タイトル未定

紅ノ夕立

第1話

中学二年のゴールデンウィークがちょうど過ぎた五月の七日。

うちのクラスに転校生がやって来た。

担任は黒板に『楠神楽』と書き、隣に読み仮名を付け加えた。

自己紹介を促され、転校生はゆっくりと口を開いた。

「楠神楽です。今日からお世話になります。皆さん、よろしくお願いします」

白髪で毛先は少しだけ灰色がかっていて、声はよく通るし笑顔も眩しい。

僕の苦手なタイプだ、完全に。

そして流れは空いている席の確認へと移った。

不運なことに、僕の後ろが空いていた。

…まぁ、隣じゃないだけまだマシか。

担任に言われるがまま、楠は僕の席の後ろへと足を運ぶ。

歩き方も品があるな。

焦点を合わせることなくただぼんやりとその姿を眺めていると、楠は僕の隣で足を止めた。

「君…」

どうやら僕に向けてのようだった。

今の一言じゃ『何?』と返すことくらいしか出来ない。

それすら面倒だったので聞こえていないフリをした。

空気を読んだのか納得したのか、とにかく楠は自席に着いた。

結局その日は一言も交わしていない。




楠は次第に人気者になっていった。

話はどちらかというと聞き手側で、かといって自ら話題を提示することが苦手なわけでもなく、内容もそこそこ面白いものだった。

そしてどうやら彼は、頭が良いらしい。

転校して二日目に行われた数学の抜き打ちテストでは満点、先生に当てられても戸惑う素振りを見せず、スラスラと答えを言ってのけた。

興味もないのに楠の情報が次々と入っていく。

前後の席というだけでとんだ仕打ちだ。

クラスの端でひっそりとやる気皆無に生きている僕にとってこれは新手の虐めではないか?

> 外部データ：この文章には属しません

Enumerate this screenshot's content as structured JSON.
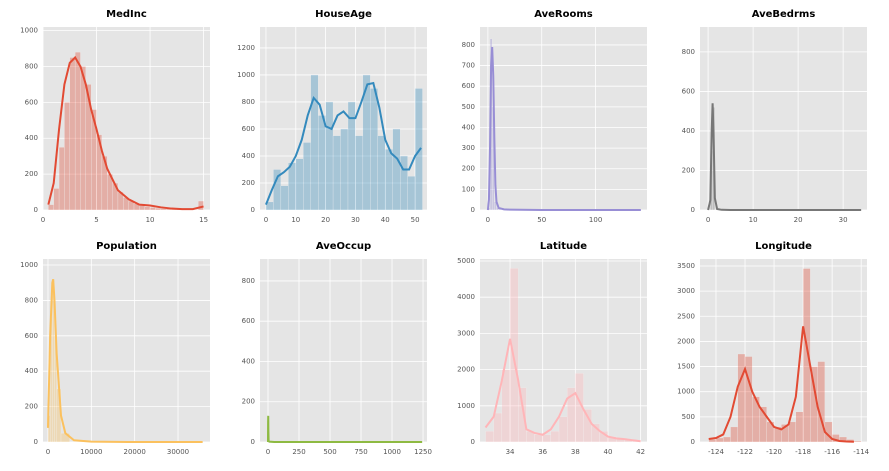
{
  "chart_data": [
    {
      "type": "histogram",
      "title": "MedInc",
      "color": "#e24a33",
      "grid": true,
      "bins": [
        0.5,
        1,
        1.5,
        2,
        2.5,
        3,
        3.5,
        4,
        4.5,
        5,
        5.5,
        6,
        6.5,
        7,
        7.5,
        8,
        8.5,
        9,
        9.5,
        10,
        10.5,
        11,
        11.5,
        12,
        12.5,
        13,
        13.5,
        14,
        14.5,
        15
      ],
      "counts": [
        30,
        120,
        350,
        600,
        850,
        880,
        800,
        700,
        560,
        420,
        300,
        200,
        150,
        100,
        70,
        50,
        35,
        25,
        18,
        14,
        10,
        8,
        6,
        5,
        4,
        3,
        3,
        2,
        50
      ],
      "kde_x": [
        0.5,
        1,
        1.5,
        2,
        2.5,
        3,
        3.5,
        4,
        4.5,
        5,
        5.5,
        6,
        7,
        8,
        9,
        10,
        11,
        12,
        13,
        14,
        15
      ],
      "kde_values": [
        30,
        150,
        450,
        700,
        820,
        850,
        800,
        700,
        560,
        450,
        330,
        230,
        110,
        60,
        30,
        25,
        15,
        8,
        5,
        5,
        20
      ],
      "xlim": [
        0,
        15.6
      ],
      "ylim": [
        0,
        1020
      ],
      "xticks": [
        0,
        5,
        10,
        15
      ],
      "yticks": [
        0,
        200,
        400,
        600,
        800,
        1000
      ]
    },
    {
      "type": "histogram",
      "title": "HouseAge",
      "color": "#348abd",
      "grid": true,
      "bins": [
        0,
        2.5,
        5,
        7.5,
        10,
        12.5,
        15,
        17.5,
        20,
        22.5,
        25,
        27.5,
        30,
        32.5,
        35,
        37.5,
        40,
        42.5,
        45,
        47.5,
        50,
        52.5
      ],
      "counts": [
        60,
        300,
        180,
        350,
        380,
        500,
        1000,
        700,
        800,
        550,
        600,
        800,
        550,
        1000,
        900,
        550,
        450,
        600,
        400,
        250,
        900
      ],
      "kde_x": [
        0,
        2,
        4,
        6,
        8,
        10,
        12,
        14,
        16,
        18,
        20,
        22,
        24,
        26,
        28,
        30,
        32,
        34,
        36,
        38,
        40,
        42,
        44,
        46,
        48,
        50,
        52
      ],
      "kde_values": [
        40,
        150,
        250,
        280,
        320,
        400,
        520,
        700,
        830,
        780,
        620,
        600,
        700,
        730,
        680,
        680,
        800,
        930,
        940,
        760,
        520,
        420,
        380,
        300,
        300,
        400,
        460
      ],
      "xlim": [
        -2,
        54
      ],
      "ylim": [
        0,
        1355
      ],
      "xticks": [
        0,
        10,
        20,
        30,
        40,
        50
      ],
      "yticks": [
        0,
        200,
        400,
        600,
        800,
        1000,
        1200
      ]
    },
    {
      "type": "histogram",
      "title": "AveRooms",
      "color": "#988ed5",
      "grid": true,
      "bins": [
        0,
        2,
        4,
        6,
        8,
        10,
        12
      ],
      "counts": [
        10,
        830,
        500,
        40,
        10,
        5
      ],
      "kde_x": [
        0,
        1,
        2,
        3,
        4,
        5,
        6,
        7,
        8,
        10,
        15,
        20,
        30,
        50,
        100,
        142
      ],
      "kde_values": [
        0,
        50,
        300,
        700,
        790,
        650,
        350,
        120,
        40,
        10,
        3,
        2,
        1,
        0,
        0,
        0
      ],
      "xlim": [
        -7.3,
        147.7
      ],
      "ylim": [
        0,
        887
      ],
      "xticks": [
        0,
        50,
        100
      ],
      "yticks": [
        0,
        100,
        200,
        300,
        400,
        500,
        600,
        700,
        800
      ]
    },
    {
      "type": "histogram",
      "title": "AveBedrms",
      "color": "#777777",
      "grid": true,
      "bins": [
        0.5,
        1,
        1.5
      ],
      "counts": [
        300,
        520
      ],
      "kde_x": [
        0,
        0.5,
        0.8,
        1,
        1.2,
        1.5,
        2,
        3,
        5,
        34
      ],
      "kde_values": [
        0,
        50,
        400,
        540,
        400,
        60,
        5,
        1,
        0,
        0
      ],
      "xlim": [
        -1.8,
        35.3
      ],
      "ylim": [
        0,
        926
      ],
      "xticks": [
        0,
        10,
        20,
        30
      ],
      "yticks": [
        0,
        200,
        400,
        600,
        800
      ]
    },
    {
      "type": "histogram",
      "title": "Population",
      "color": "#fbc15e",
      "grid": true,
      "bins": [
        0,
        500,
        1000,
        1500,
        2000,
        3000,
        5000
      ],
      "counts": [
        150,
        700,
        900,
        600,
        300,
        50
      ],
      "kde_x": [
        0,
        500,
        1000,
        1200,
        1500,
        2000,
        3000,
        4000,
        6000,
        10000,
        20000,
        35682
      ],
      "kde_values": [
        80,
        600,
        900,
        920,
        800,
        500,
        150,
        50,
        10,
        2,
        0,
        0
      ],
      "xlim": [
        -1150,
        37380
      ],
      "ylim": [
        0,
        1034
      ],
      "xticks": [
        0,
        10000,
        20000,
        30000
      ],
      "yticks": [
        0,
        200,
        400,
        600,
        800,
        1000
      ]
    },
    {
      "type": "histogram",
      "title": "AveOccup",
      "color": "#8eba42",
      "grid": true,
      "bins": [
        0,
        5,
        10
      ],
      "counts": [
        120,
        5
      ],
      "kde_x": [
        0,
        1,
        2,
        3,
        5,
        10,
        50,
        1243
      ],
      "kde_values": [
        0,
        100,
        130,
        60,
        5,
        2,
        0,
        0
      ],
      "xlim": [
        -64.5,
        1282
      ],
      "ylim": [
        0,
        909
      ],
      "xticks": [
        0,
        250,
        500,
        750,
        1000,
        1250
      ],
      "yticks": [
        0,
        200,
        400,
        600,
        800
      ]
    },
    {
      "type": "histogram",
      "title": "Latitude",
      "color": "#ffb5b8",
      "grid": true,
      "bins": [
        32.5,
        33,
        33.5,
        34,
        34.5,
        35,
        35.5,
        36,
        36.5,
        37,
        37.5,
        38,
        38.5,
        39,
        39.5,
        40,
        40.5,
        41,
        41.5,
        42
      ],
      "counts": [
        300,
        800,
        2000,
        4800,
        1500,
        300,
        200,
        200,
        300,
        700,
        1500,
        1900,
        900,
        500,
        300,
        150,
        100,
        80,
        50
      ],
      "kde_x": [
        32.5,
        33,
        33.5,
        34,
        34.5,
        35,
        35.5,
        36,
        36.5,
        37,
        37.5,
        38,
        38.5,
        39,
        39.5,
        40,
        40.5,
        41,
        41.5,
        42
      ],
      "kde_values": [
        400,
        700,
        1700,
        2850,
        1700,
        350,
        250,
        200,
        350,
        700,
        1200,
        1350,
        900,
        500,
        300,
        150,
        100,
        80,
        50,
        20
      ],
      "xlim": [
        32.16,
        42.39
      ],
      "ylim": [
        0,
        5055
      ],
      "xticks": [
        34,
        36,
        38,
        40,
        42
      ],
      "yticks": [
        0,
        1000,
        2000,
        3000,
        4000,
        5000
      ]
    },
    {
      "type": "histogram",
      "title": "Longitude",
      "color": "#e24a33",
      "grid": true,
      "bins": [
        -124.5,
        -124,
        -123.5,
        -123,
        -122.5,
        -122,
        -121.5,
        -121,
        -120.5,
        -120,
        -119.5,
        -119,
        -118.5,
        -118,
        -117.5,
        -117,
        -116.5,
        -116,
        -115.5,
        -115,
        -114.5,
        -114
      ],
      "counts": [
        50,
        80,
        100,
        300,
        1750,
        1700,
        900,
        700,
        400,
        300,
        350,
        400,
        600,
        3450,
        1500,
        1600,
        400,
        150,
        100,
        50,
        20
      ],
      "kde_x": [
        -124.5,
        -124,
        -123.5,
        -123,
        -122.5,
        -122,
        -121.5,
        -121,
        -120.5,
        -120,
        -119.5,
        -119,
        -118.5,
        -118,
        -117.5,
        -117,
        -116.5,
        -116,
        -115.5,
        -115,
        -114.5
      ],
      "kde_values": [
        60,
        80,
        150,
        500,
        1100,
        1450,
        1000,
        700,
        500,
        300,
        250,
        350,
        900,
        2300,
        1500,
        700,
        200,
        60,
        20,
        10,
        5
      ],
      "xlim": [
        -125.1,
        -113.6
      ],
      "ylim": [
        0,
        3639
      ],
      "xticks": [
        -124,
        -122,
        -120,
        -118,
        -116,
        -114
      ],
      "yticks": [
        0,
        500,
        1000,
        1500,
        2000,
        2500,
        3000,
        3500
      ]
    }
  ]
}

と、そんなくだらないことを考えるくらいに迷惑していた。

「神楽今日こそ…」

クラスの男女4人が楠を誘い掛けた。

全文を聞き終える前に席を立ち、断りの言葉を掛ける。

「ごめん。帰りは急ぐんだ」

楠は今日『も』誰とも帰らなかった。

門限があるのか何なのか、付き合いは悪い印象を持った。

また一緒に帰れなかったとため息を漏らしながら教室を後にする4人。

完全に人がいなくなった状態、つまり玄関が混み合わない時間に帰宅した。

数少ない友人から昼間に貰った生キャラメルを食べながら。




楠が転校してから随分と日が経ち、定期考査も終え、席替えが行われた。

その結果…

「今日から隣だね。よろしく」

最もなりたくない相手と隣になってしまった。

「…よろしく」

とりあえず作り笑いで相槌をし、それからは一人の世界に入り込む。

関わりを持ちたくないことを悟ったのか、楠はそれ以上話してはこなかった。




七月に入り、僕の学校で最も訪れてほしくないイベントが近付いてきた。

「学祭何するー?」

「劇とかやりたいよね」

「中二は一クラスだけ体育館で劇発表出来るからなー」

それは学校祭。

この期間は必ず何かしらで協力しないといけないから、無気力少年を貫き通している僕にとって地獄のようなもの。

「とりあえず出し物は放課後残って決めようぜー」

いてもいなくても変わらないような僕が参加する必要はない。

クラスの出し物は陽キャの面々で決めてもらうことにして、早々に学校を出た。

もう夏といえるだろう、アブラゼミの鳴き声が煩いくらいに聞こえる。

家から学校までの距離は歩いて約十分。

その道の途中にある町の案内が書かれた地図にふと目が止まった。

「…山の方に、神社なんてあったっけ」

僕の家の裏手にある小山。

ただの山であるはずなのに、地図には神社が記されていた。

僕にしては珍しく有無が気になり、足を運ぶ。

息を切らしつつ山を登り切ったところで、小さな鳥居と社が姿を現した。

本当にあったんだ…

「…え」

「あれ、君…」

そこには、手帳を抱えた楠がいた。